Following is my first summarized milestone report for an exploratory data anlysis.
I use 3 files with origin of news, blogs and twitter that i use in R. Note: the news file has 3 null charcters (hidden) that prevent a full file read and require a manual deltion within a text editor, e.g. Notepad.
| f_names | f_size | f_lines | n_char | n_words | pct_n_char | pct_lines | pct_words |
|---|---|---|---|---|---|---|---|
| blogs | 200.4242 | 899288 | 208361438 | 37334131 | 0.36 | 0.21 | 0.37 |
| news | 196.2775 | 1010242 | 203791400 | 34372528 | 0.35 | 0.24 | 0.34 |
| 159.3641 | 2360148 | 162385035 | 30373583 | 0.28 | 0.55 | 0.30 |
The File Size impact the R memory limit and cause slow running.
I take 10 % sample size form each file. I cleaned the sample and created n-grams. To further speed processing, we subsetted the n-grams to those that covered 90% of the sample phrases.
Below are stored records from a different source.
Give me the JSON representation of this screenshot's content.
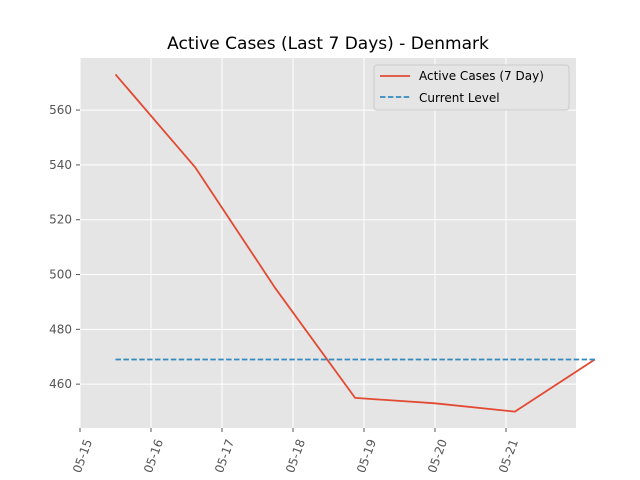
{
  "chart_data": {
    "type": "line",
    "title": "Active Cases (Last 7 Days) - Denmark",
    "xlabel": "",
    "ylabel": "",
    "x_tick_labels": [
      "05-15",
      "05-16",
      "05-17",
      "05-18",
      "05-19",
      "05-20",
      "05-21"
    ],
    "ylim": [
      444,
      579
    ],
    "y_ticks": [
      460,
      480,
      500,
      520,
      540,
      560
    ],
    "grid": true,
    "legend_position": "top-right",
    "series": [
      {
        "name": "Active Cases (7 Day)",
        "x": [
          "2020-05-15 12:00",
          "2020-05-16 15:00",
          "2020-05-17 18:00",
          "2020-05-18 21:00",
          "2020-05-20 00:00",
          "2020-05-21 03:00",
          "2020-05-22 06:00"
        ],
        "values": [
          573,
          539,
          495,
          455,
          453,
          450,
          469
        ],
        "color": "#E24A33",
        "style": "solid"
      },
      {
        "name": "Current Level",
        "x": [
          "2020-05-15 12:00",
          "2020-05-22 06:00"
        ],
        "values": [
          469,
          469
        ],
        "color": "#348ABD",
        "style": "dashed"
      }
    ]
  }
}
Be aware that the corpora contains by acronys & abbreviations such as “rt” which means re-tweet, or “lol” for laugh out loud. I chose to leave the shortage “im” for I am and “dont” for don’t / do not as is, hence they show up as uni-grams.
A word distribution is summarized with a word cloud as following, where colour/size represent the frequency in the corpora. The words, “im”, and “time” show up as most frequent followed by “people”, “dont”, “day”, and “love”. This is a popular visual method, but we prefer the relative frequency column plots shown below.
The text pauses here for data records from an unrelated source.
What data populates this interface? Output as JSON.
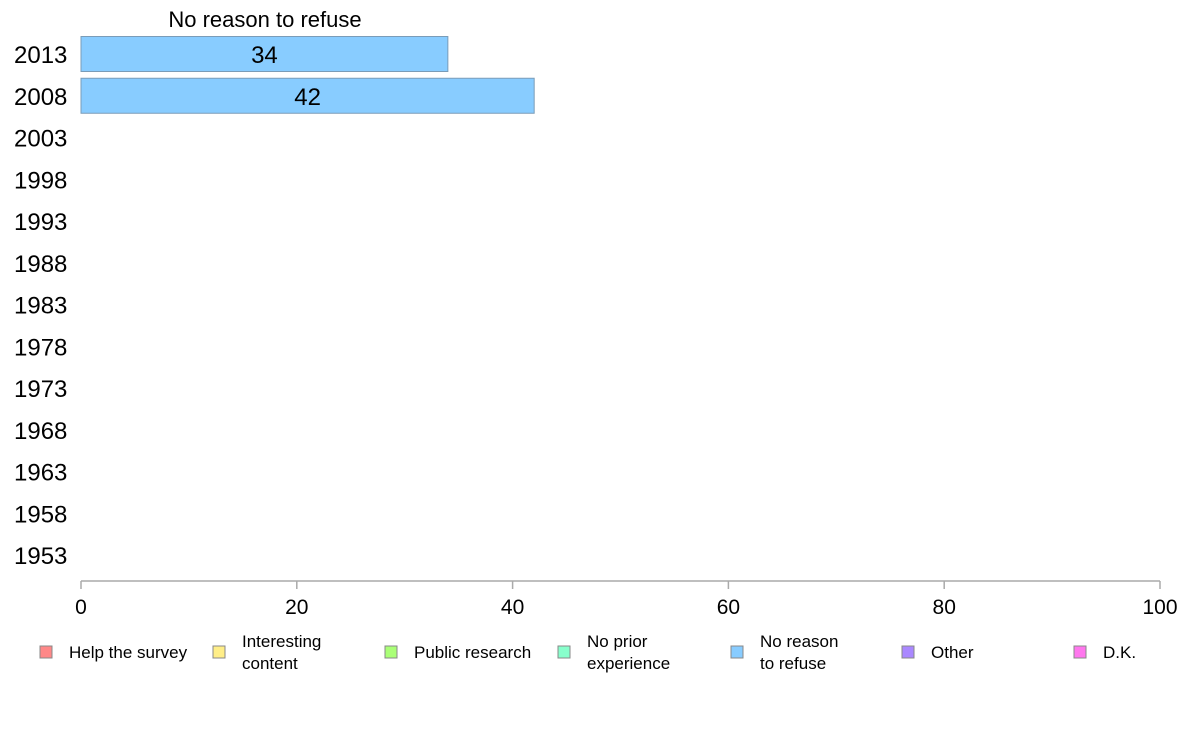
{
  "chart_data": {
    "type": "bar",
    "orientation": "horizontal",
    "title": "No reason to refuse",
    "categories": [
      "2013",
      "2008",
      "2003",
      "1998",
      "1993",
      "1988",
      "1983",
      "1978",
      "1973",
      "1968",
      "1963",
      "1958",
      "1953"
    ],
    "series": [
      {
        "name": "No reason to refuse",
        "color": "#88ccff",
        "values": [
          34,
          42,
          null,
          null,
          null,
          null,
          null,
          null,
          null,
          null,
          null,
          null,
          null
        ],
        "data_labels": [
          "34",
          "42",
          "",
          "",
          "",
          "",
          "",
          "",
          "",
          "",
          "",
          "",
          ""
        ]
      }
    ],
    "xlim": [
      0,
      100
    ],
    "xticks": [
      0,
      20,
      40,
      60,
      80,
      100
    ],
    "grid": false,
    "legend": {
      "placement": "bottom",
      "entries": [
        {
          "lines": [
            "Help the survey"
          ],
          "color": "#ff8888"
        },
        {
          "lines": [
            "Interesting",
            "content"
          ],
          "color": "#ffee88"
        },
        {
          "lines": [
            "Public research"
          ],
          "color": "#aaff77"
        },
        {
          "lines": [
            "No prior",
            "experience"
          ],
          "color": "#88ffcc"
        },
        {
          "lines": [
            "No reason",
            "to refuse"
          ],
          "color": "#88ccff"
        },
        {
          "lines": [
            "Other"
          ],
          "color": "#aa88ff"
        },
        {
          "lines": [
            "D.K."
          ],
          "color": "#ff77ee"
        }
      ]
    }
  }
}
The different files - news, blogs, news, twitter - had different word relative frequencies. Notice that in terms of most frequent words, “rt” occurs only on twitter, “ic” and “donc” only in blogs, and “city”, “percent”, “county” only in news.
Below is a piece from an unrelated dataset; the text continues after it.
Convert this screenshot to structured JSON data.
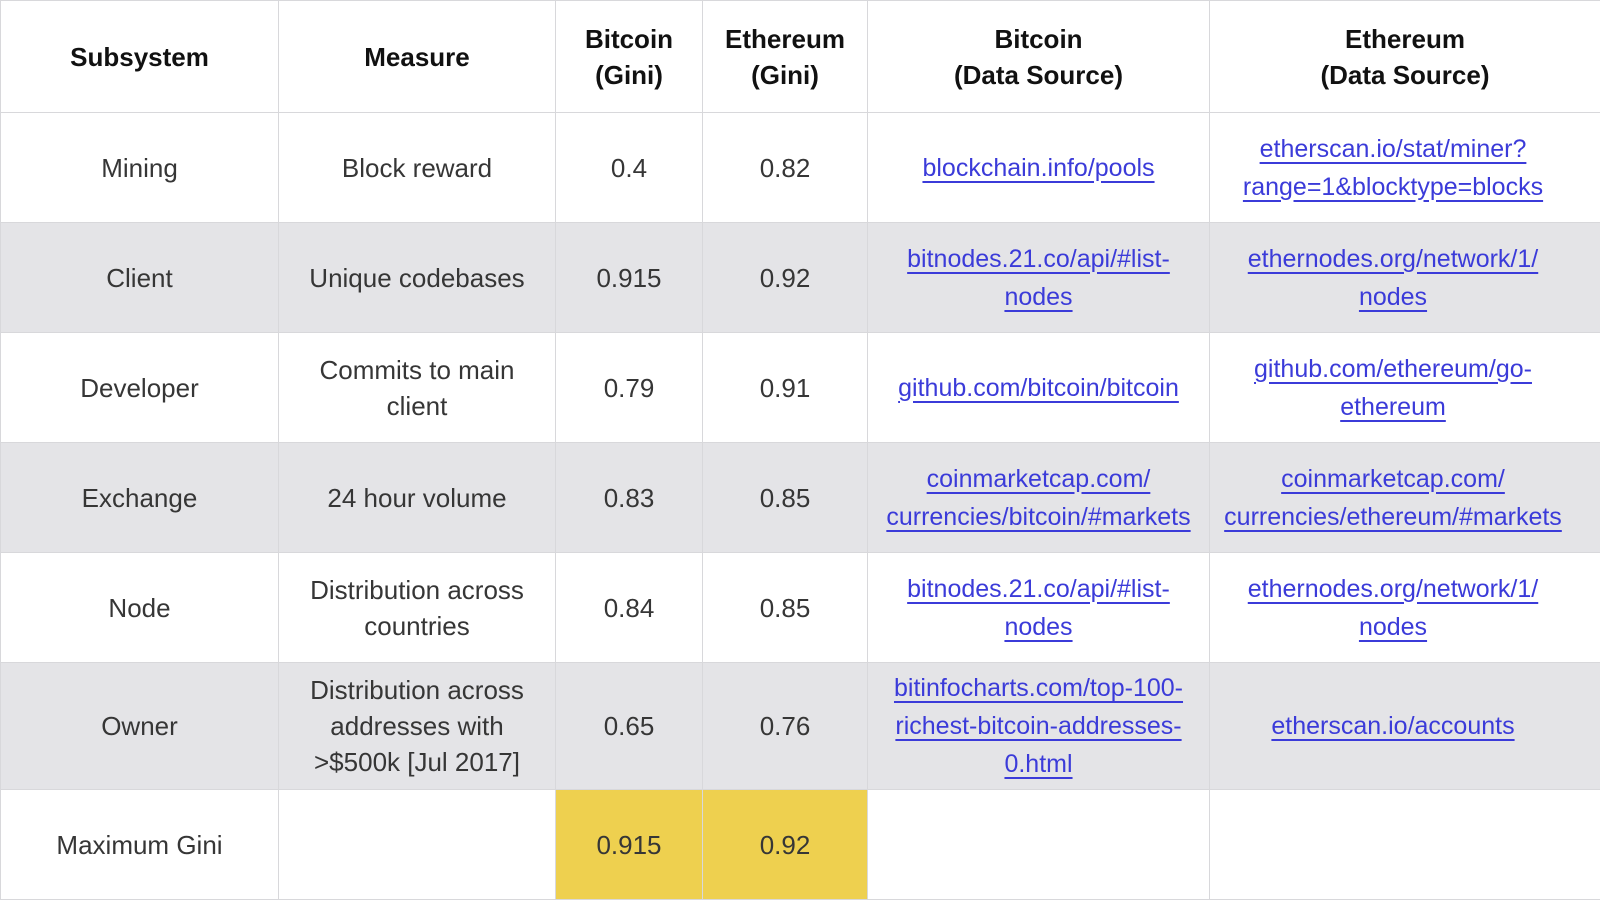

The Distributions were created for each set of n-grams, based on relative frequency. Below the charts.
I am using the n-gram tables created for bi-gram, tri-grams, and quad-grams as the basis for prediction. Later the user will input a word, where the model will find the bi-gram with the biggest relative frequency based on the input word. While the tri-gram table will be used for making predictions from two word entries and so on.
| word1 | word2 | word3 | word4 | n | proportion | coverage |
|---|---|---|---|---|---|---|
| the | end | of | the | 806 | 8.93e-05 | 0.0000893 |
| at | the | end | of | 656 | 7.27e-05 | 0.0001619 |
| the | rest | of | the | 651 | 7.21e-05 | 0.0002340 |
| for | the | first | time | 613 | 6.79e-05 | 0.0003019 |
| at | the | same | time | 506 | 5.60e-05 | 0.0003580 |
| is | going | to | be | 482 | 5.34e-05 | 0.0004113 |
Please notice that the quad-gram table, while the 4-grams are separated by word and sorted by relative frequncy. In case the user put 3 words as input, the model matches those words and will then find the fourth word based on the greatest relative frequency. Cases where there is no match, or where more than three words are entered, will have random completion.